Let $\phi:M\to N$ be a smooth map between manifolds and $X$ a vector field on $M$. Moreover, suppose that $d\phi$ is injective at every point. I want to show that in general $d\phi (X)$ is not defined as a vector field on $N$. (Vector fields are not assumed to be smooth).
Consider the map $e: \mathbb R \to S^1$ defined by $e(t)=(cos(t),sin(t))$. $X$ is the identity map on $\mathbb R$. My calculations showed that this is such a counterexample. Is this correct?
( $de_t(a)= (-a\sin(t),a\cos(t))$ implying $de$ being injective, and $e(0)=e(2\pi)$ with $de(0)$ not equal to $de(2\pi)$.)
This choice indeed gives a counterexample, but the explanation would benefit from some polishing, especially since the chosen vector field $X \in \Gamma(T \Bbb R)$, $X_s := t \partial_s$, as well as the use of the canonical isomorphisms $T_s \Bbb R \cong \Bbb R$, that might lead to confusion. (The vector field $X$ is sometimes called the Euler vector field.)
The chosen map is $$e : \Bbb R \to S^1 \subset \Bbb R^2, \qquad e : t \mapsto (\cos t, \sin t),$$ and so $$de_s(a \partial_t\vert_s) = (-a \sin s, a \cos s),$$ where we implicitly use the canonical identification $T_{e(s)} \Bbb R^2 \cong \Bbb R^2$. Like you say, $e(0) = e(2 \pi)$, but $$de_0 (X_0) = de_0 (0 \partial_t\vert_0) = (0, 0) \in T_{(1, 0)} S^1$$ but $$de_{2 \pi} (X_{2 \pi}) = de_{2 \pi} (2 \pi \partial_t \vert_{2 \pi}) = (0, 2 \pi) \in T_{(1, 0)} S^1 .$$ Thus $e$ and $X$ do not determine a preferred vector in $T_{(1, 0)} S^1$ and hence do not determine a preferred vector field on $S^1$.
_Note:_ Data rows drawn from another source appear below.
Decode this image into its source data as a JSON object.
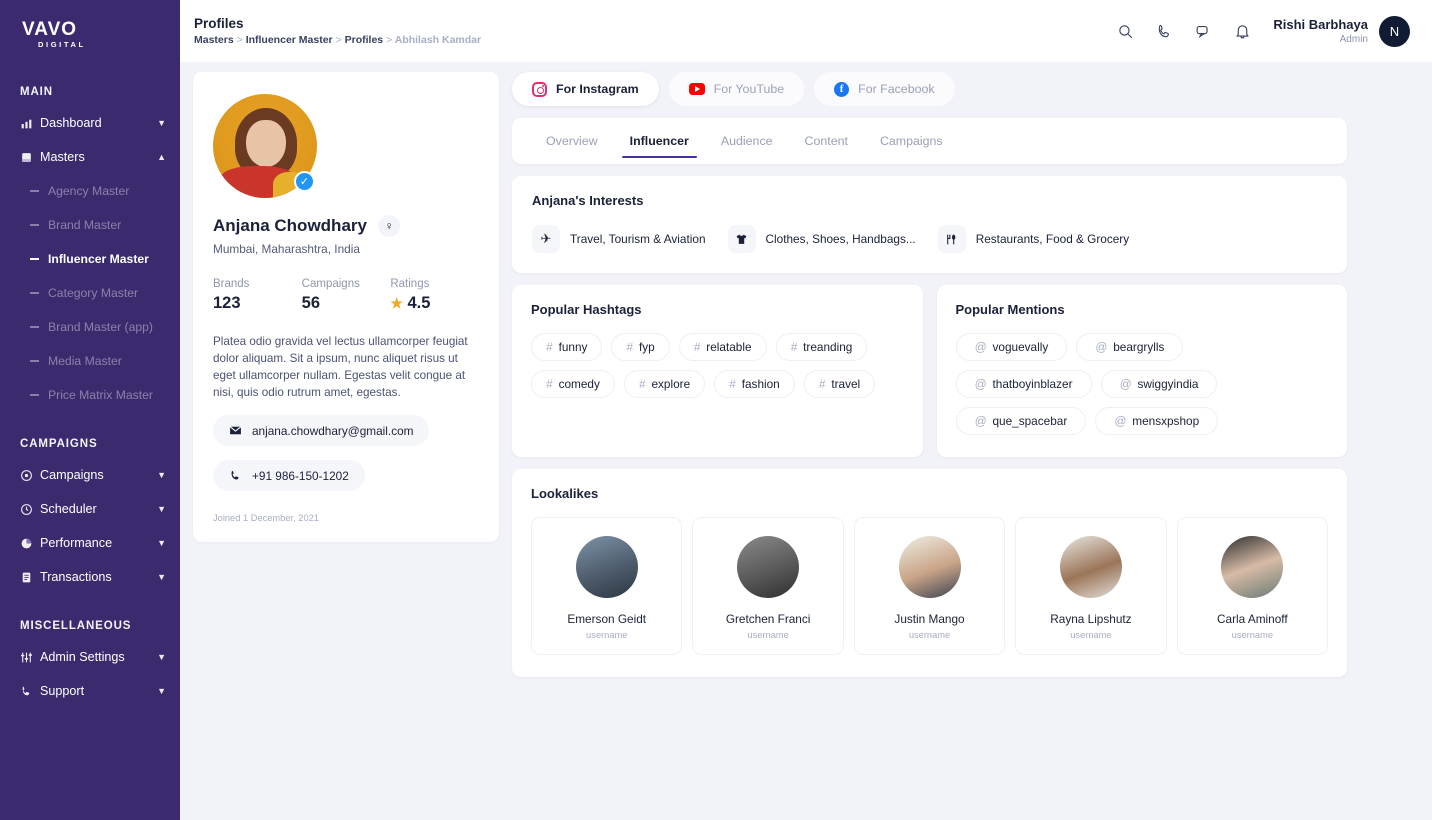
{
  "sidebar": {
    "logo": {
      "main": "VAVO",
      "sub": "DIGITAL"
    },
    "sections": [
      {
        "label": "MAIN",
        "items": [
          {
            "label": "Dashboard",
            "icon": "chart-bar-icon",
            "chevron": "chevron-down-icon"
          },
          {
            "label": "Masters",
            "icon": "book-icon",
            "chevron": "chevron-up-icon",
            "children": [
              {
                "label": "Agency Master",
                "active": false
              },
              {
                "label": "Brand Master",
                "active": false
              },
              {
                "label": "Influencer Master",
                "active": true
              },
              {
                "label": "Category Master",
                "active": false
              },
              {
                "label": "Brand Master (app)",
                "active": false
              },
              {
                "label": "Media Master",
                "active": false
              },
              {
                "label": "Price Matrix Master",
                "active": false
              }
            ]
          }
        ]
      },
      {
        "label": "CAMPAIGNS",
        "items": [
          {
            "label": "Campaigns",
            "icon": "target-icon",
            "chevron": "chevron-down-icon"
          },
          {
            "label": "Scheduler",
            "icon": "history-icon",
            "chevron": "chevron-down-icon"
          },
          {
            "label": "Performance",
            "icon": "pie-chart-icon",
            "chevron": "chevron-down-icon"
          },
          {
            "label": "Transactions",
            "icon": "receipt-icon",
            "chevron": "chevron-down-icon"
          }
        ]
      },
      {
        "label": "MISCELLANEOUS",
        "items": [
          {
            "label": "Admin Settings",
            "icon": "sliders-icon",
            "chevron": "chevron-down-icon"
          },
          {
            "label": "Support",
            "icon": "phone-icon",
            "chevron": "chevron-down-icon"
          }
        ]
      }
    ]
  },
  "topbar": {
    "title": "Profiles",
    "breadcrumb": [
      "Masters",
      "Influencer Master",
      "Profiles",
      "Abhilash Kamdar"
    ],
    "icons": [
      "search-icon",
      "phone-icon",
      "chat-icon",
      "bell-icon"
    ],
    "user": {
      "name": "Rishi Barbhaya",
      "role": "Admin",
      "initial": "N"
    }
  },
  "profile": {
    "name": "Anjana Chowdhary",
    "gender_symbol": "♀",
    "location": "Mumbai, Maharashtra, India",
    "verified": true,
    "stats": [
      {
        "label": "Brands",
        "value": "123"
      },
      {
        "label": "Campaigns",
        "value": "56"
      },
      {
        "label": "Ratings",
        "value": "4.5",
        "star": "★"
      }
    ],
    "bio": "Platea odio gravida vel lectus ullamcorper feugiat dolor aliquam. Sit a ipsum, nunc aliquet risus ut eget ullamcorper nullam. Egestas velit congue at nisi, quis odio rutrum amet, egestas.",
    "email": "anjana.chowdhary@gmail.com",
    "phone": "+91 986-150-1202",
    "joined": "Joined 1 December, 2021"
  },
  "platforms": [
    {
      "label": "For Instagram",
      "icon": "instagram-icon",
      "active": true
    },
    {
      "label": "For YouTube",
      "icon": "youtube-icon",
      "active": false
    },
    {
      "label": "For Facebook",
      "icon": "facebook-icon",
      "active": false
    }
  ],
  "tabs": [
    {
      "label": "Overview",
      "active": false
    },
    {
      "label": "Influencer",
      "active": true
    },
    {
      "label": "Audience",
      "active": false
    },
    {
      "label": "Content",
      "active": false
    },
    {
      "label": "Campaigns",
      "active": false
    }
  ],
  "interests": {
    "title": "Anjana's Interests",
    "items": [
      {
        "label": "Travel, Tourism & Aviation",
        "icon": "airplane-icon",
        "glyph": "✈"
      },
      {
        "label": "Clothes, Shoes, Handbags...",
        "icon": "tshirt-icon",
        "glyph": "Ƙ"
      },
      {
        "label": "Restaurants, Food & Grocery",
        "icon": "cutlery-icon",
        "glyph": "🍴"
      }
    ]
  },
  "hashtags": {
    "title": "Popular Hashtags",
    "symbol": "#",
    "items": [
      "funny",
      "fyp",
      "relatable",
      "treanding",
      "comedy",
      "explore",
      "fashion",
      "travel"
    ]
  },
  "mentions": {
    "title": "Popular Mentions",
    "symbol": "@",
    "items": [
      "voguevally",
      "beargrylls",
      "thatboyinblazer",
      "swiggyindia",
      "que_spacebar",
      "mensxpshop"
    ]
  },
  "lookalikes": {
    "title": "Lookalikes",
    "items": [
      {
        "name": "Emerson Geidt",
        "username": "username"
      },
      {
        "name": "Gretchen Franci",
        "username": "username"
      },
      {
        "name": "Justin Mango",
        "username": "username"
      },
      {
        "name": "Rayna Lipshutz",
        "username": "username"
      },
      {
        "name": "Carla Aminoff",
        "username": "username"
      }
    ]
  },
  "colors": {
    "sidebar": "#3B2B6E",
    "background": "#F2F3F8",
    "accent": "#4A2FA8",
    "instagram": "#E1306C",
    "youtube": "#FF0000",
    "facebook": "#1877F2",
    "star": "#F5A623",
    "verified": "#2196F3"
  }
}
As discussed in the comments, another way to show that pushing forward the vectors in a vector field $X \in \Gamma(TM)$ by a map $F : M \to N$ does not determine a vector field on $N$ is to consider any vector field $X$ and any nonsurjective map $F$. If $q \in N$ is not in the image of $F(M)$, the set $\{dF_p(X_p) : p \in M\}$ contains no vector in $T_q N$ and hence $F$ and $X$ do not specify a vector field on $N$.